翌日、いつも通り教室のドアの近くに席がある千枝に挨拶をしてから自分の席へ向かう。

「……おはよう」

「どうしたの?」

「え?」

「体調、悪いの?」

いつもなら明るく返ってくるのに、今日は控えめというか静かというか、決して暗いわけではないけれど、それでも普段とは全く違う。

「ううん、大丈夫……」

「そう? しんどかったら教えてね。保健室、一緒に行くから」

「うん……」

やっぱりしんどいのかな。顔色も良くない。もしかしたら寝不足なのかも。
最近成績が伸び悩んでいるらしく、夜遅くまで勉強しているみたいだし。

「本当に大丈夫?」と聞こうとした時、少し離れた席から、佳奈美に「涼音~助けて~」と呼ばれる。

「おはよ、どうしたの」

「どうしたのも何も、英語の課題が終わらない」

「ドラマ見ながら寝落ちしちゃった……」としょんぼり呟く。

「大丈夫大丈夫、提出は午後だし。

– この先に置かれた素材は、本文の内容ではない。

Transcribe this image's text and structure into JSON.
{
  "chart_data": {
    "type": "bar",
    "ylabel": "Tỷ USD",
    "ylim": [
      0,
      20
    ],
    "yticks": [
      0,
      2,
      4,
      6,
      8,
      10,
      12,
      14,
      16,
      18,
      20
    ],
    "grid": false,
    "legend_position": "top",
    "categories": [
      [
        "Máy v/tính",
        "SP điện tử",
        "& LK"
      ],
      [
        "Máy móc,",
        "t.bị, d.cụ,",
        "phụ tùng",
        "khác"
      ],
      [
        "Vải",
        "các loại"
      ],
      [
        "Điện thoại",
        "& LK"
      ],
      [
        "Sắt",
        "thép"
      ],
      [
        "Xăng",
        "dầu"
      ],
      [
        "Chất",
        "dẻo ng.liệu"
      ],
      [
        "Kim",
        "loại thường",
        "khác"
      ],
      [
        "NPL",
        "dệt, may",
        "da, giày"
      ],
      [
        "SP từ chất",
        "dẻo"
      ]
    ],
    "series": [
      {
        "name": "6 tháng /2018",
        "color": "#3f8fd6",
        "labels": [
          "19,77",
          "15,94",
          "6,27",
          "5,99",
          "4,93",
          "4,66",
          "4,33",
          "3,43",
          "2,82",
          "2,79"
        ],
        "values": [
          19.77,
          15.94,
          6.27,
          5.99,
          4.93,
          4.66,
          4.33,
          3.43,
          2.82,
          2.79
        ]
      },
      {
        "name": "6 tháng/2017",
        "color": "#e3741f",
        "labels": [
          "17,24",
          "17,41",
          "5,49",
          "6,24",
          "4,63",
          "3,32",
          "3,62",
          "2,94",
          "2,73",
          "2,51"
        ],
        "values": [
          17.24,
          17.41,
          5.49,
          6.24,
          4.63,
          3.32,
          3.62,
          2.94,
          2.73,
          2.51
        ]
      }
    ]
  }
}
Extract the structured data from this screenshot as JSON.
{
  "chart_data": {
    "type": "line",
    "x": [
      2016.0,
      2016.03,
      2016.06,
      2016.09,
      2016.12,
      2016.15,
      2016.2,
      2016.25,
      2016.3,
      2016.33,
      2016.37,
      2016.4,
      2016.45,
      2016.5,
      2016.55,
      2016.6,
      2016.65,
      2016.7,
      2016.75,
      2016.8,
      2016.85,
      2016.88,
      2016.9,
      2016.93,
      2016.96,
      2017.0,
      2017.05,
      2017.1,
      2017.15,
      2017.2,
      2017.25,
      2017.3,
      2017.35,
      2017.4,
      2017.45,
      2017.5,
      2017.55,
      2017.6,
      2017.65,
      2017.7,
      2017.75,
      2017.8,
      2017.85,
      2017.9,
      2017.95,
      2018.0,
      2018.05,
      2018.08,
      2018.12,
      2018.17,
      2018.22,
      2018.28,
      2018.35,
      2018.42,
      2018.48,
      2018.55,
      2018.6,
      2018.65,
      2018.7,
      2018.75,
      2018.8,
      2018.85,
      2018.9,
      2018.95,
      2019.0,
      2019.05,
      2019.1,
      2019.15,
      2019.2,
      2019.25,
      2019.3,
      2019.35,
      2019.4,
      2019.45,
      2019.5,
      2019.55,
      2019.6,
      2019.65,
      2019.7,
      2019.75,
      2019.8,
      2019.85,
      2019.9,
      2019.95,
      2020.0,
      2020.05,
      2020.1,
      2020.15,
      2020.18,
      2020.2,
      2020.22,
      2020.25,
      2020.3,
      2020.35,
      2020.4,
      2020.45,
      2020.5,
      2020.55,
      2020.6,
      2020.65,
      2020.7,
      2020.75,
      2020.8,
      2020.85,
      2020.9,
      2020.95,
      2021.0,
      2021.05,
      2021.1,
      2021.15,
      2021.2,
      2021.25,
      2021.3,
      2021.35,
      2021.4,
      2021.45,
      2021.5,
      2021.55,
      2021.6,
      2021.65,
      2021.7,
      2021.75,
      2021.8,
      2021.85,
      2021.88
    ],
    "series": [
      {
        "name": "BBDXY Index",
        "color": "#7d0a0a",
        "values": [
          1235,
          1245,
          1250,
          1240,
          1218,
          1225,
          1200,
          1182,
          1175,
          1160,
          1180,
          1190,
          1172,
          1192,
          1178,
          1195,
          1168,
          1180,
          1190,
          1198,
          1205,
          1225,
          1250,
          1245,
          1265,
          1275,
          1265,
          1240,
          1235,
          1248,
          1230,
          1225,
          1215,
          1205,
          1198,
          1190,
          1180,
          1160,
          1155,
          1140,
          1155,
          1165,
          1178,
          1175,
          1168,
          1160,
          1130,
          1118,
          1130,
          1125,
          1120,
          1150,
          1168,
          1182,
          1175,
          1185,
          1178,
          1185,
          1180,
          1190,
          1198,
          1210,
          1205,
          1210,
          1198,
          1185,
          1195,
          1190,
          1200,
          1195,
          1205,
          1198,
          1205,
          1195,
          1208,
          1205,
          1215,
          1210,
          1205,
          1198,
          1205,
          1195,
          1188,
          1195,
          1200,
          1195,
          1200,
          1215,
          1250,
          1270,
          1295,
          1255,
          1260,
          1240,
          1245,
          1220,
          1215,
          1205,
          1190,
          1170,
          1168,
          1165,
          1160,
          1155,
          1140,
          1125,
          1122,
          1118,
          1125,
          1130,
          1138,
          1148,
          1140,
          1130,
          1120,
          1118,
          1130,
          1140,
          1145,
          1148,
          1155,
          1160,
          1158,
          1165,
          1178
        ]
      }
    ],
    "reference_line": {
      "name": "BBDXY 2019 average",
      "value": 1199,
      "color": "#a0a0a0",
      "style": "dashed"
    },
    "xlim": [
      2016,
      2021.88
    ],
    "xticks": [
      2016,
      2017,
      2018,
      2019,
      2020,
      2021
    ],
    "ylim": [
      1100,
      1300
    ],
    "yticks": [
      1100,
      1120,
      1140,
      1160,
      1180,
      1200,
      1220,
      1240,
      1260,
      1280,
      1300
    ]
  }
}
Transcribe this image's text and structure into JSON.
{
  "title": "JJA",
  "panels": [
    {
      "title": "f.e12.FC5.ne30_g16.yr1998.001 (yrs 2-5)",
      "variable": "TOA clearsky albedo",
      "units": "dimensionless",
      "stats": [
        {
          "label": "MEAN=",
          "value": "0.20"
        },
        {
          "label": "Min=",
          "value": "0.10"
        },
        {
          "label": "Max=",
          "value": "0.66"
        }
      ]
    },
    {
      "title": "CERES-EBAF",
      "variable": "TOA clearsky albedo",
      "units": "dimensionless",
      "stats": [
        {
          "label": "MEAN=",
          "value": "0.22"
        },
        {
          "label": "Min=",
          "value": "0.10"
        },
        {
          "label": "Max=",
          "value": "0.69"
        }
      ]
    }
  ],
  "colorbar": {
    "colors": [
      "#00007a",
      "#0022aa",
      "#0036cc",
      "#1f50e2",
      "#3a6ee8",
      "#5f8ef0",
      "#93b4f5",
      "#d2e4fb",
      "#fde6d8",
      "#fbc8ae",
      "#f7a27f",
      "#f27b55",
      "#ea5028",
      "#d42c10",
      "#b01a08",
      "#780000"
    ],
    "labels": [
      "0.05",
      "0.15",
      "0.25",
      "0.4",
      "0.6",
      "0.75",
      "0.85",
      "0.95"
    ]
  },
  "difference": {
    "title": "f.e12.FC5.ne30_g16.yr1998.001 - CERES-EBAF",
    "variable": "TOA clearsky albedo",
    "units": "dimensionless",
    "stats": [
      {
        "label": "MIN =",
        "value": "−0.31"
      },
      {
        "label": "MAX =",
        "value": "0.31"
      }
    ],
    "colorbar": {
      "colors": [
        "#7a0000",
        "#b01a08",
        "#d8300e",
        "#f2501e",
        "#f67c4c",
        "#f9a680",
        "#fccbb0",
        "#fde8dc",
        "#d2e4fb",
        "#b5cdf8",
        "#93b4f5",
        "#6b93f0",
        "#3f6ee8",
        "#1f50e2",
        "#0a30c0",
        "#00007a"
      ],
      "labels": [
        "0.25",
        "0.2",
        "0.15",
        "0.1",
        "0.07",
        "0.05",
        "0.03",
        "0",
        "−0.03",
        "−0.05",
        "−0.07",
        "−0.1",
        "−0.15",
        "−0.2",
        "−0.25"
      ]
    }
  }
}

今回そんなに量多くなかったよ」

「本当? 間に合うかなあ」

「そこは、間に合わせるの。ほら、手、動かして」

「は~い」

佳奈美の前の椅子に座りながら教室を見渡すと、こっちを見ている千枝と目が合ったはずなのに、ふと逸らされる。

「……ねえ、佳奈美」

「何、あ、やばい、この問題飛ばしてた」

「……」

午後の英語の課題提出が終わってからも千枝の様子が変なら、その時佳奈美に相談しよう。